There is a fine line that is still navigable in Déjà Vu, but would prove too fragile to sustain for much longer, drawn between individualistic artistic whims and complete surrender to perfect symbiosis; after all, each of the four musicians’ contributions were undeniably personal and recognisable in both their sonic and lyrical forms. While Nash’s “Teach Your Children” and “Our House” spoke of an idyllic (and therefore fantasist) view of life in the Canyon, Crosby’s compositions reflected a hedonistic stoned cynicism which would become a bit of his trademark in the coming years. Add Stephen Stills and Neil Young both pushing for control of the superorganism whilst simultaneously pulling it in two different directions (genius as the two might be, “Helpless” and “Carry On” are miles away from each other), offering but a brief glimpse of what an agreement could sound like in “Everybody I Love You”. The omnipresent tension that brilliantly ties everything together is underlined by the inclusion of an electric version of Joni Mitchell’s “Woodstock”, treated in the most respectful manner and seeing the four musicians in a rare “all parts equal” equation in what comes to each member’s contribution to a Déjà Vu track.

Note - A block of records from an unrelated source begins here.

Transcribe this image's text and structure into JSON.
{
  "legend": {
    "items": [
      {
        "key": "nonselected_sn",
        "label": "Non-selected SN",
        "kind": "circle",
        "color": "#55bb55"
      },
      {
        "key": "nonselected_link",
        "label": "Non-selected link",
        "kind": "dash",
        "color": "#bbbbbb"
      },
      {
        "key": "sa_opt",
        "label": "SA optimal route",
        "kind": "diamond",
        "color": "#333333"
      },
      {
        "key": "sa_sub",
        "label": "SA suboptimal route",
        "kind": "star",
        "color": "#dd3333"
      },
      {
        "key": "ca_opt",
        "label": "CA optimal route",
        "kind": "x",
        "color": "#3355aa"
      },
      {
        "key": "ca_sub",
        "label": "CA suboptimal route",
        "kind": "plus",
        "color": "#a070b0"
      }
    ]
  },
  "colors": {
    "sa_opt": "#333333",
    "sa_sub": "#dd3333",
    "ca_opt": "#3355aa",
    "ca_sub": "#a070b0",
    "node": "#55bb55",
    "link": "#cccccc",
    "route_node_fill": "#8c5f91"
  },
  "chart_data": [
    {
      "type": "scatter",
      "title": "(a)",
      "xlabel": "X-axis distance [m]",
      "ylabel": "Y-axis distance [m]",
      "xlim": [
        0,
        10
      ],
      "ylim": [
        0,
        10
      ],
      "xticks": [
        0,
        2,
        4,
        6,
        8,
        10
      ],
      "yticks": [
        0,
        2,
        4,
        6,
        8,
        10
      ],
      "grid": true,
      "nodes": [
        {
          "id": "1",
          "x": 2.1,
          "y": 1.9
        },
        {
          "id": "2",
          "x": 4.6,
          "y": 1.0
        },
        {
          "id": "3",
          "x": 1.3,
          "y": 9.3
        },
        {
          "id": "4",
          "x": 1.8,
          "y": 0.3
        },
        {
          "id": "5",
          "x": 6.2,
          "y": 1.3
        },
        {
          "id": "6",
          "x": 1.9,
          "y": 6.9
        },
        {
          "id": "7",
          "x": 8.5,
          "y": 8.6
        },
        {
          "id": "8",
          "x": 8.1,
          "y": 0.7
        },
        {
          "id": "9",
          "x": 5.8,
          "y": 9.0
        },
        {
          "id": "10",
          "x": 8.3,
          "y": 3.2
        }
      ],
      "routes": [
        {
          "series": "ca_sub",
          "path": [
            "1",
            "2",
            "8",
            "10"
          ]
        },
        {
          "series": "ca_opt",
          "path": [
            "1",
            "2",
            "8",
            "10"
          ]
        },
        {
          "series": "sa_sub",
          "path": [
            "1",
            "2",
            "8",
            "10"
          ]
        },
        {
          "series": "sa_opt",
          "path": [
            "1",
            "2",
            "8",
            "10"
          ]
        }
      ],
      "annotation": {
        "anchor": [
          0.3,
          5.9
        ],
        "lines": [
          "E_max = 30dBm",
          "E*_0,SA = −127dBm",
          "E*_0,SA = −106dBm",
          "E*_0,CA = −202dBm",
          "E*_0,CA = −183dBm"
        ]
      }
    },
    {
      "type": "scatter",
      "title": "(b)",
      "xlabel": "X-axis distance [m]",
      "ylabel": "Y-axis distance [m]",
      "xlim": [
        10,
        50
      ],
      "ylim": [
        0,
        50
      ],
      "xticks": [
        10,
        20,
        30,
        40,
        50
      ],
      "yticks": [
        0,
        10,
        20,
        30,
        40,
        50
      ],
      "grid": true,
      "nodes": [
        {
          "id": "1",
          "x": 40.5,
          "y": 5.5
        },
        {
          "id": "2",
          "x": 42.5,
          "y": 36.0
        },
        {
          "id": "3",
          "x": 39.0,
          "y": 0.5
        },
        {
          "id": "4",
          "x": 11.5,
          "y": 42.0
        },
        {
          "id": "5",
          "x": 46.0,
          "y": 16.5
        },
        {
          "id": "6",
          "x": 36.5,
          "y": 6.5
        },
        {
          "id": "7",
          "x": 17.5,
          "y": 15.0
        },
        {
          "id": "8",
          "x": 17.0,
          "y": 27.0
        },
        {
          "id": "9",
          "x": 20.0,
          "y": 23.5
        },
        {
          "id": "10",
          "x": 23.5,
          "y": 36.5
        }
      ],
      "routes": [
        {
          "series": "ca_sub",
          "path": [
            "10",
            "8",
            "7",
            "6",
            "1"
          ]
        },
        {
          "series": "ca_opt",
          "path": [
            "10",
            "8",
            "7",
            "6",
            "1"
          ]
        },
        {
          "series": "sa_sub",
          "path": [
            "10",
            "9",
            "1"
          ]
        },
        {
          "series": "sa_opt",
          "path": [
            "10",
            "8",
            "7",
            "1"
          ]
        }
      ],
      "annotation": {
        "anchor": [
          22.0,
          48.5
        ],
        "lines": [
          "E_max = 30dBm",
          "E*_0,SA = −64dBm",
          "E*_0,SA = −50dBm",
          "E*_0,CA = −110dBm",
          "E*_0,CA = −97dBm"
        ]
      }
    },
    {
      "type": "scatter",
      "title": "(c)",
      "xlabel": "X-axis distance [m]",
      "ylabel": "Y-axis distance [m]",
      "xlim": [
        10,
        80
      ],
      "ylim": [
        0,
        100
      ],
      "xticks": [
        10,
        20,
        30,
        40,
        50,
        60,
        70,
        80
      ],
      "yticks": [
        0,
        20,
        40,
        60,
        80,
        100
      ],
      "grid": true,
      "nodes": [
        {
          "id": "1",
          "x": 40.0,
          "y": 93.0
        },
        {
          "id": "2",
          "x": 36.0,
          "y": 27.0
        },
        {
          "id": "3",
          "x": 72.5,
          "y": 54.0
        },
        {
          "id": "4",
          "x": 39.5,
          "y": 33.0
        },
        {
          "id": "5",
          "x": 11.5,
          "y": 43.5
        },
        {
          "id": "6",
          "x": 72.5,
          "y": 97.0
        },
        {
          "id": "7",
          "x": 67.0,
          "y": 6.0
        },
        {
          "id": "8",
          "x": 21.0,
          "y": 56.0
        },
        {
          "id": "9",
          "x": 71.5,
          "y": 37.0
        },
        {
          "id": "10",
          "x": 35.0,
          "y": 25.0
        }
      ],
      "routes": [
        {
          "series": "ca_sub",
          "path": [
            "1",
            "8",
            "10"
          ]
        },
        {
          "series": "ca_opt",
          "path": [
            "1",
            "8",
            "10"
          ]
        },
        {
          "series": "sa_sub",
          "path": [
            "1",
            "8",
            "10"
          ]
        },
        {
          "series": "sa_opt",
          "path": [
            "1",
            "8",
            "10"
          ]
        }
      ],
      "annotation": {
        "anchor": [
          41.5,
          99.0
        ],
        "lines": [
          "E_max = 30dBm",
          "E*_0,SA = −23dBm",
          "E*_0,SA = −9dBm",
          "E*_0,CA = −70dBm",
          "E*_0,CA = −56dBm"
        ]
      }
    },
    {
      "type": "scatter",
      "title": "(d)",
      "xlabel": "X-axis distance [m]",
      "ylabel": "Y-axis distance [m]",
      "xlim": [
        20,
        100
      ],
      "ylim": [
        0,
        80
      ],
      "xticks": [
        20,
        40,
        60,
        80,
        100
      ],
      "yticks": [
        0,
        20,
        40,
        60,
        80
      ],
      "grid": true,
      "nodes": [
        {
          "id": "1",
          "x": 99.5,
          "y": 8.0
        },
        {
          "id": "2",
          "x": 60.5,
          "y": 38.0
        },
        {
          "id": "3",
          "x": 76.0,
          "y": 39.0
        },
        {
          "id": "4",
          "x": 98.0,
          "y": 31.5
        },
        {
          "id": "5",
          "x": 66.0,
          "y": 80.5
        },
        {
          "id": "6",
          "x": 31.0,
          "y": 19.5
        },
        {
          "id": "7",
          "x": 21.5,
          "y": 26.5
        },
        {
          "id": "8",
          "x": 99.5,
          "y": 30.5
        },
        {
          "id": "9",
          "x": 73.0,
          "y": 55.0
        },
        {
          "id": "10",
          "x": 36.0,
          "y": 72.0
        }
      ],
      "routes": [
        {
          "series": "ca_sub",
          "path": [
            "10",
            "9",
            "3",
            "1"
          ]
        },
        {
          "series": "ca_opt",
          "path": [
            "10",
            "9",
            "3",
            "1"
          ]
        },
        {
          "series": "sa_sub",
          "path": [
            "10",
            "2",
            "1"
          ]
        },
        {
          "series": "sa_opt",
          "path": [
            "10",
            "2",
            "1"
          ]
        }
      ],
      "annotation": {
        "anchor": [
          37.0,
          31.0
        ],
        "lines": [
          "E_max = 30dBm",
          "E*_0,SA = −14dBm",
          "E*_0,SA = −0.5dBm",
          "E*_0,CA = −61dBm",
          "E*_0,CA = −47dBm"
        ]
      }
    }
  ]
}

Alleviation from this outer worldly firecracker came under the form of the four members’ solo albums, released in the immediate aftermath of the crumbling of this colossus. These seemed to embody everything each one individually wanted to say in Déjà Vu yet hadn’t, but inevitably left contemporary critics slightly underwhelmed — probably due to the stark contrast when juxtaposed to the puissance of the collective. Looking back, it’s still hard to believe such a gathering ever took place and managed to bear fruit, especially if one takes into account the amount of unpredictable variables playing out at the time; but karma sorted itself out, and the endurance and geniality of Déjà Vu resides exactly in its ability to sound like a Machiavellian form of group therapy.